Selamawit, qui connaissait déjà la réponse, ne peut que baisser la tête, tristement.
— La bêtise humaine ! Mais dis-m’en plus...
— Okay... c’est Yaroslav Zverev, le guide suprême, le Haut Inquisiteur de la Sobornoïe Sotnya qui a nommé pour cette opération le Capitaine Grigori Volkov. Il avait fait des “merveilles” à Shoigurov, en exterminant toute la population de cette ville d’Ukraine.
— Passe les détails...
Un léger sourire dans le ton, Sana continue son récit.
— Donc, Volkov était en position entre Howth et Dublin, avec une petite troupe de quatre hommes. Ils attendaient juste l’arrivée du néodirigeable, avec à son bord, le fameux corrompu. Je sais de source sûre qu’il pensait être payé juste après l’attentat.
— Mais quel con !
— En fait, il ne savait pas ce qui allait arriver... Volkov, muni d’un système lance-missile portatif avec une ogive thermobarique à compression ciblée, a simplement attendu que le Bellérophon soit sur le point de se poser, qu’il a tiré. Malheureusement pour lui, mais heureusement pour nos amis, quelques-uns ont réussi à échapper au feu.
— Qui ça ?
— Justement, Tehani Raukurā, José Ramón Velázquez, Zhào Yǔliáng et quatre techniciens, mais ces quatre derniers sont morts de leurs blessures un peu après.

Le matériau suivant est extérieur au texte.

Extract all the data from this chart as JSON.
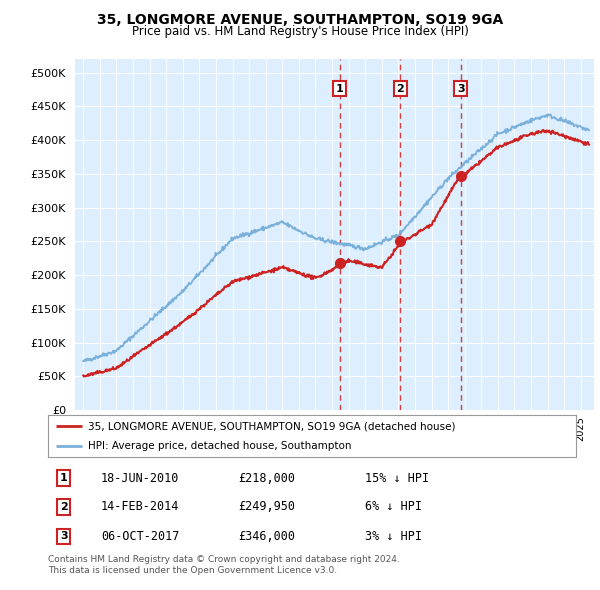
{
  "title": "35, LONGMORE AVENUE, SOUTHAMPTON, SO19 9GA",
  "subtitle": "Price paid vs. HM Land Registry's House Price Index (HPI)",
  "ytick_values": [
    0,
    50000,
    100000,
    150000,
    200000,
    250000,
    300000,
    350000,
    400000,
    450000,
    500000
  ],
  "xlim_start": 1994.5,
  "xlim_end": 2025.8,
  "ylim": [
    0,
    520000
  ],
  "hpi_color": "#7ab0d9",
  "price_color": "#cc2222",
  "plot_background": "#ddeeff",
  "sale_dates": [
    2010.46,
    2014.12,
    2017.76
  ],
  "sale_prices": [
    218000,
    249950,
    346000
  ],
  "sale_labels": [
    "1",
    "2",
    "3"
  ],
  "legend_label_price": "35, LONGMORE AVENUE, SOUTHAMPTON, SO19 9GA (detached house)",
  "legend_label_hpi": "HPI: Average price, detached house, Southampton",
  "table_data": [
    [
      "1",
      "18-JUN-2010",
      "£218,000",
      "15% ↓ HPI"
    ],
    [
      "2",
      "14-FEB-2014",
      "£249,950",
      "6% ↓ HPI"
    ],
    [
      "3",
      "06-OCT-2017",
      "£346,000",
      "3% ↓ HPI"
    ]
  ],
  "footer": "Contains HM Land Registry data © Crown copyright and database right 2024.\nThis data is licensed under the Open Government Licence v3.0."
}
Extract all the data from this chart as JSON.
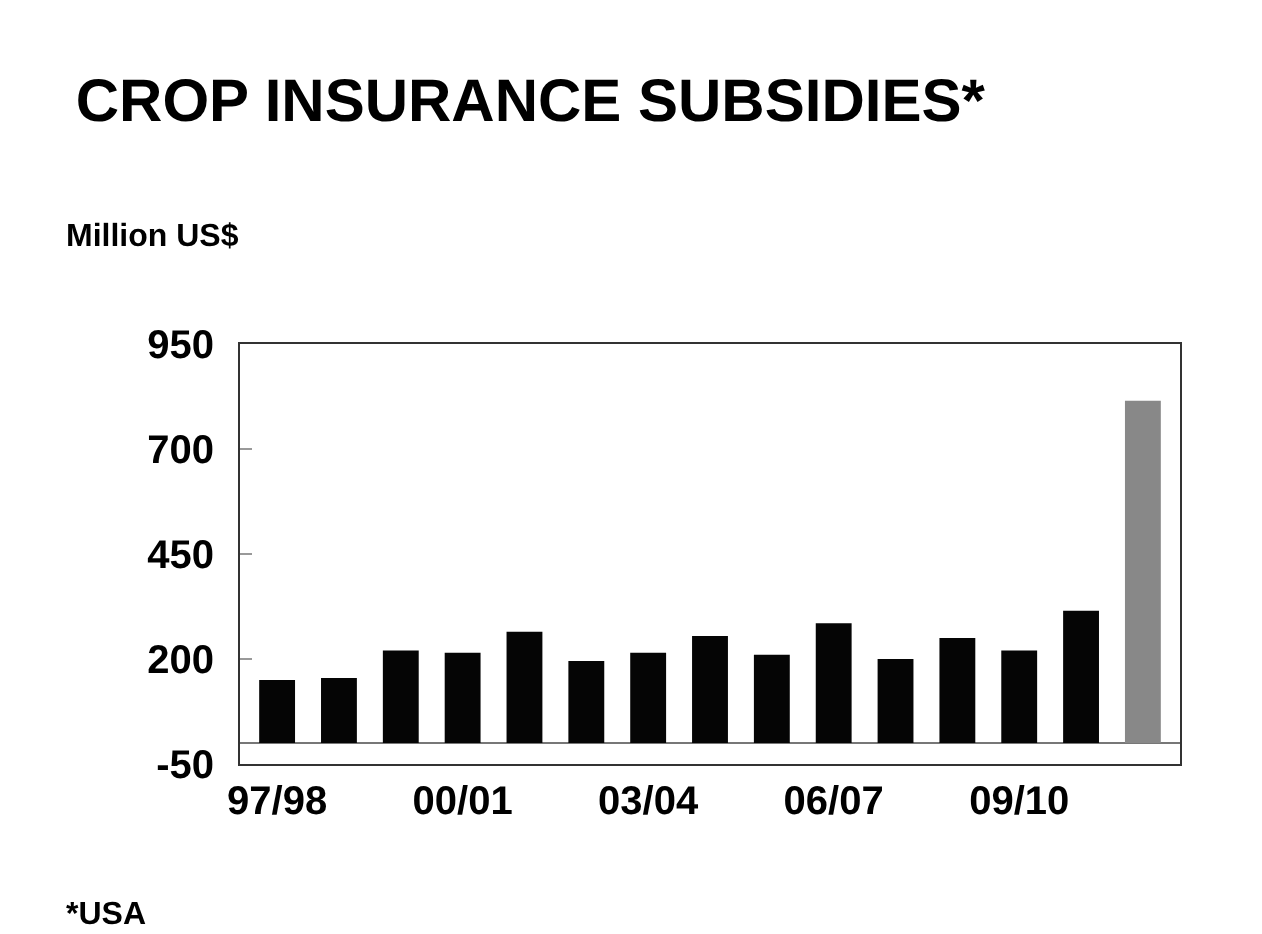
{
  "chart_data": {
    "type": "bar",
    "title": "CROP INSURANCE SUBSIDIES*",
    "ylabel": "Million US$",
    "categories": [
      "97/98",
      null,
      null,
      "00/01",
      null,
      null,
      "03/04",
      null,
      null,
      "06/07",
      null,
      null,
      "09/10",
      null,
      null
    ],
    "values": [
      150,
      155,
      220,
      215,
      265,
      195,
      215,
      255,
      210,
      285,
      200,
      250,
      220,
      315,
      815
    ],
    "colors": [
      "#050505",
      "#050505",
      "#050505",
      "#050505",
      "#050505",
      "#050505",
      "#050505",
      "#050505",
      "#050505",
      "#050505",
      "#050505",
      "#050505",
      "#050505",
      "#050505",
      "#888888"
    ],
    "ylim": [
      -50,
      950
    ],
    "yticks": [
      -50,
      200,
      450,
      700,
      950
    ],
    "grid": false,
    "annotations": [
      "*USA"
    ]
  }
}
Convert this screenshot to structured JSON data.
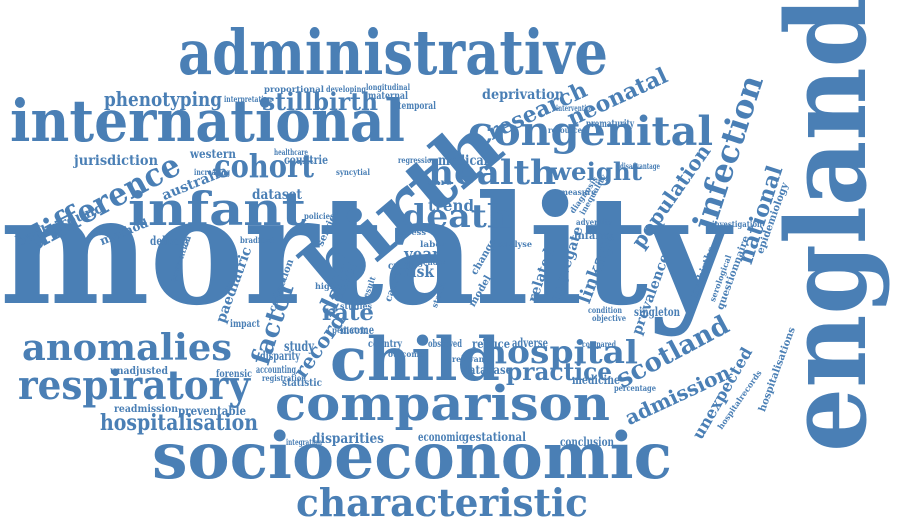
{
  "word_cloud": {
    "color": "#4a7fb5",
    "words": [
      "mortality",
      "england",
      "birth",
      "administrative",
      "international",
      "socioeconomic",
      "comparison",
      "child",
      "infant",
      "congenital",
      "characteristic",
      "respiratory",
      "anomalies",
      "difference",
      "cohort",
      "death",
      "health",
      "hospital",
      "factor",
      "infection",
      "scotland",
      "national",
      "hospitalisation",
      "research",
      "neonatal",
      "stillbirth",
      "phenotyping",
      "weight",
      "population",
      "admission",
      "data",
      "rate",
      "record",
      "trend",
      "year",
      "risk",
      "practice",
      "linkage",
      "prevalence",
      "unexpected",
      "hospitalisations",
      "epidemiology",
      "livebirths",
      "deprivation",
      "prematurity",
      "medical",
      "jurisdiction",
      "western",
      "australia",
      "background",
      "method",
      "delivery",
      "dataset",
      "countrie",
      "paediatric",
      "collection",
      "study",
      "disparity",
      "accounting",
      "forensic",
      "statistic",
      "unadjusted",
      "readmission",
      "preventable",
      "disparities",
      "economic",
      "gestational",
      "conclusion",
      "database",
      "medicine",
      "reduce",
      "adverse",
      "singleton",
      "hospitalrecords",
      "questionnaire",
      "serological",
      "infancy",
      "inequality",
      "measure",
      "income",
      "country",
      "observed",
      "impact",
      "highest",
      "related",
      "aggregate",
      "model",
      "change",
      "compared",
      "maternal",
      "temporal",
      "resource",
      "intervention",
      "increasing",
      "regression",
      "proportional",
      "developing",
      "longitudinal",
      "interpretation",
      "healthcare",
      "diagnosis",
      "adversity",
      "disadvantage",
      "objective",
      "condition",
      "pediatric",
      "percentage",
      "registration",
      "integration",
      "outcome",
      "service",
      "policies",
      "syncytial",
      "excess",
      "crude",
      "cause",
      "labor",
      "gender",
      "status",
      "care",
      "prevention",
      "investigation",
      "bradford",
      "analyse",
      "studies",
      "result",
      "relevant"
    ]
  }
}
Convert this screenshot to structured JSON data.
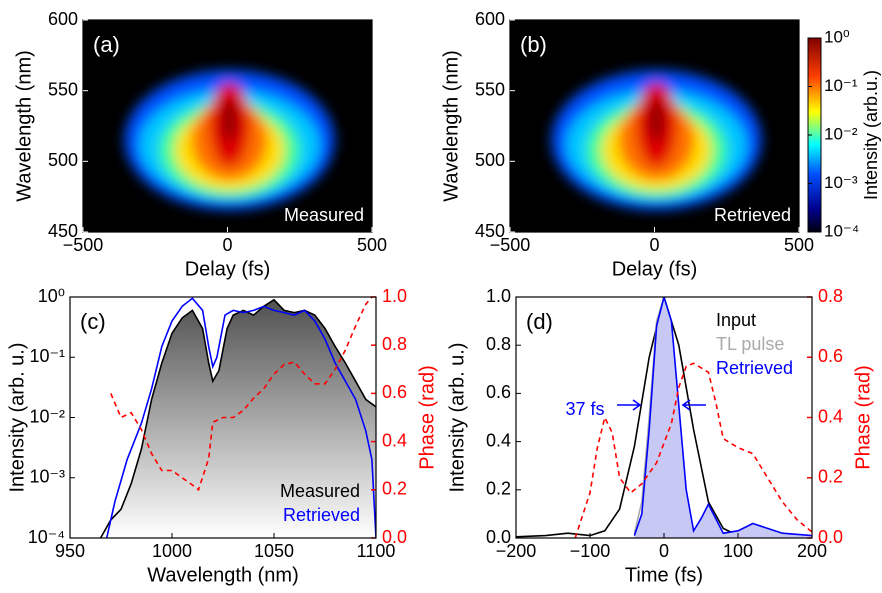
{
  "chart_data": [
    {
      "type": "heatmap",
      "panel_label": "(a)",
      "annotation": "Measured",
      "xlabel": "Delay (fs)",
      "ylabel": "Wavelength (nm)",
      "xlim": [
        -500,
        500
      ],
      "xticks": [
        {
          "value": -500,
          "label": "−500"
        },
        0,
        500
      ],
      "ylim": [
        450,
        600
      ],
      "yticks": [
        450,
        500,
        550,
        600
      ]
    },
    {
      "type": "heatmap",
      "panel_label": "(b)",
      "annotation": "Retrieved",
      "xlabel": "Delay (fs)",
      "ylabel": "Wavelength (nm)",
      "xlim": [
        -500,
        500
      ],
      "xticks": [
        {
          "value": -500,
          "label": "−500"
        },
        0,
        500
      ],
      "ylim": [
        450,
        600
      ],
      "yticks": [
        450,
        500,
        550,
        600
      ],
      "colorbar": {
        "label": "Intensity (arb.u.)",
        "log": true,
        "lim": [
          0.0001,
          1
        ],
        "ticks": [
          {
            "value": 0.0001,
            "label": "10⁻⁴"
          },
          {
            "value": 0.001,
            "label": "10⁻³"
          },
          {
            "value": 0.01,
            "label": "10⁻²"
          },
          {
            "value": 0.1,
            "label": "10⁻¹"
          },
          {
            "value": 1,
            "label": "10⁰"
          }
        ]
      }
    },
    {
      "type": "line",
      "panel_label": "(c)",
      "xlabel": "Wavelength (nm)",
      "ylabel": "Intensity (arb. u.)",
      "y2label": "Phase (rad)",
      "xlim": [
        950,
        1100
      ],
      "xticks": [
        950,
        1000,
        1050,
        1100
      ],
      "ylog": true,
      "ylim": [
        0.0001,
        1
      ],
      "yticks": [
        {
          "value": 0.0001,
          "label": "10⁻⁴"
        },
        {
          "value": 0.001,
          "label": "10⁻³"
        },
        {
          "value": 0.01,
          "label": "10⁻²"
        },
        {
          "value": 0.1,
          "label": "10⁻¹"
        },
        {
          "value": 1,
          "label": "10⁰"
        }
      ],
      "y2lim": [
        0,
        1
      ],
      "y2ticks": [
        {
          "value": 0,
          "label": "0.0"
        },
        0.2,
        0.4,
        0.6,
        0.8,
        {
          "value": 1,
          "label": "1.0"
        }
      ],
      "legend": "lower right",
      "series": [
        {
          "name": "Measured",
          "color": "#000000",
          "fill": "gray-gradient",
          "x": [
            965,
            970,
            975,
            980,
            985,
            990,
            995,
            1000,
            1005,
            1010,
            1015,
            1018,
            1020,
            1023,
            1027,
            1030,
            1035,
            1040,
            1045,
            1050,
            1055,
            1060,
            1065,
            1070,
            1075,
            1080,
            1085,
            1090,
            1095,
            1100
          ],
          "values": [
            0.0001,
            0.0002,
            0.0003,
            0.0008,
            0.003,
            0.02,
            0.08,
            0.25,
            0.45,
            0.6,
            0.3,
            0.08,
            0.04,
            0.06,
            0.3,
            0.5,
            0.6,
            0.5,
            0.7,
            0.9,
            0.6,
            0.55,
            0.6,
            0.5,
            0.3,
            0.15,
            0.08,
            0.04,
            0.02,
            0.015
          ]
        },
        {
          "name": "Retrieved",
          "color": "#0000ff",
          "x": [
            968,
            972,
            978,
            985,
            990,
            995,
            1000,
            1005,
            1010,
            1015,
            1018,
            1020,
            1022,
            1026,
            1030,
            1035,
            1040,
            1045,
            1050,
            1055,
            1060,
            1065,
            1070,
            1075,
            1080,
            1085,
            1090,
            1095,
            1098,
            1100
          ],
          "values": [
            0.0001,
            0.0004,
            0.002,
            0.008,
            0.03,
            0.15,
            0.4,
            0.7,
            0.95,
            0.6,
            0.15,
            0.07,
            0.1,
            0.5,
            0.6,
            0.55,
            0.6,
            0.7,
            0.6,
            0.55,
            0.5,
            0.6,
            0.4,
            0.2,
            0.08,
            0.04,
            0.02,
            0.006,
            0.002,
            0.0001
          ]
        },
        {
          "color": "#ff0000",
          "dash": true,
          "axis": "y2",
          "x": [
            970,
            975,
            980,
            985,
            990,
            995,
            1000,
            1005,
            1010,
            1013,
            1018,
            1020,
            1025,
            1030,
            1035,
            1040,
            1045,
            1050,
            1055,
            1060,
            1065,
            1070,
            1075,
            1080,
            1085,
            1090,
            1095,
            1098
          ],
          "values": [
            0.6,
            0.5,
            0.52,
            0.45,
            0.35,
            0.28,
            0.28,
            0.25,
            0.22,
            0.2,
            0.33,
            0.48,
            0.5,
            0.5,
            0.53,
            0.58,
            0.62,
            0.68,
            0.72,
            0.73,
            0.68,
            0.64,
            0.64,
            0.7,
            0.78,
            0.88,
            0.97,
            1.0
          ]
        }
      ]
    },
    {
      "type": "line",
      "panel_label": "(d)",
      "xlabel": "Time (fs)",
      "ylabel": "Intensity (arb. u.)",
      "y2label": "Phase (rad)",
      "xlim": [
        -200,
        200
      ],
      "xticks": [
        {
          "value": -200,
          "label": "−200"
        },
        {
          "value": -100,
          "label": "−100"
        },
        0,
        100,
        200
      ],
      "ylim": [
        0,
        1
      ],
      "yticks": [
        {
          "value": 0,
          "label": "0.0"
        },
        0.2,
        0.4,
        0.6,
        0.8,
        {
          "value": 1,
          "label": "1.0"
        }
      ],
      "y2lim": [
        0,
        0.8
      ],
      "y2ticks": [
        {
          "value": 0,
          "label": "0.0"
        },
        0.2,
        0.4,
        0.6,
        0.8
      ],
      "legend": "upper right",
      "annotation": "37 fs",
      "series": [
        {
          "name": "Input",
          "color": "#000000",
          "x": [
            -200,
            -160,
            -130,
            -100,
            -80,
            -60,
            -40,
            -20,
            0,
            20,
            40,
            60,
            80,
            100,
            140,
            200
          ],
          "values": [
            0.005,
            0.01,
            0.02,
            0.01,
            0.03,
            0.12,
            0.38,
            0.75,
            1.0,
            0.8,
            0.45,
            0.15,
            0.04,
            0.01,
            0.005,
            0.005
          ]
        },
        {
          "name": "TL pulse",
          "color": "#aaaaaa",
          "x": [
            -40,
            -30,
            -20,
            -10,
            0,
            10,
            20,
            30,
            40,
            60,
            80
          ],
          "values": [
            0.02,
            0.15,
            0.5,
            0.9,
            1.0,
            0.88,
            0.5,
            0.15,
            0.03,
            0.02,
            0.0
          ]
        },
        {
          "name": "Retrieved",
          "color": "#0000ff",
          "fill": "#c8c8f4",
          "x": [
            -40,
            -30,
            -20,
            -10,
            0,
            10,
            20,
            30,
            40,
            50,
            60,
            70,
            80,
            100,
            120,
            140,
            160,
            200
          ],
          "values": [
            0.01,
            0.1,
            0.45,
            0.88,
            1.0,
            0.9,
            0.55,
            0.2,
            0.03,
            0.08,
            0.14,
            0.08,
            0.02,
            0.03,
            0.06,
            0.04,
            0.02,
            0.01
          ]
        },
        {
          "color": "#ff0000",
          "dash": true,
          "axis": "y2",
          "x": [
            -120,
            -100,
            -90,
            -80,
            -70,
            -60,
            -45,
            -30,
            -10,
            10,
            20,
            30,
            40,
            60,
            70,
            80,
            100,
            120,
            140,
            160,
            180,
            200
          ],
          "values": [
            0,
            0.15,
            0.3,
            0.4,
            0.35,
            0.2,
            0.15,
            0.18,
            0.25,
            0.38,
            0.5,
            0.57,
            0.58,
            0.55,
            0.45,
            0.33,
            0.3,
            0.28,
            0.2,
            0.12,
            0.06,
            0.02
          ]
        }
      ]
    }
  ]
}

— Ça me rappelle ce Zeppelin en 1937 ! C’est fou comme l’Histoire semble se répéter quelquefois.
— Absolument, Sela. Mais la différence avec le Hindenburg c’est qu’il était bien moins imposant que le Bellérophon... et Dublin n’était pas la base de Lakehurst.
— Qu'est-il devenu ce Volkov, après ?
— Selon ce qu'a pu me dire Liyara, lui et ses hommes ne pouvant revenir en Russie, ce seraient établis à Dublin.
— Toujours Liyara !... c'est extraordinaire.
— Oui Sela, ses pensées étaient même beaucoup plus nette à percevoir que celles d'Isla. Elle réussissait même à me contacter directement.
*
18 juin 3521.
Selamawit, allongée de tout son long sur le sol du salon, face à son bioneuro desk[2], était en train de travailler sur des équations de Navier-Stokes adaptées à la matière dans des étoiles à neutrons, histoire de passer le temps.
C’est alors qu’elle voit arriver du coin de l’œil, trois autoserv’, dont elle ne connaît que Benedetto.
Souriante, et en fait plutôt heureuse de pouvoir se sortir de ce calcul fastidieux, elle se met à genoux pour être à leur hauteur, par respect.
— Alors, que voulez-vous mes amis ?
Ils se dandinent tous les trois et Benedetto s’approche avec une boîte de jeux.
Selamawit regarde la boîte.
— Oh ! Des petits chevaux !
[1] “Je sais que j'en ai assez, peut-être beaucoup trop
C'est facile d'être gentil
Et quand il n'y a que toi et moi
Je sais ce que je dois faire
Je peux laisser ce monde derrière moi
Pas besoin d'avoir honte
Il n'y a rien à gagner.”
Extrait de “Happens all the time” de Depeche Mode.
[2] Ordinateur portable, modifié par l’Hayl pour ne pas être intrusif, à la différence des Neuro Desk d’Aplexon.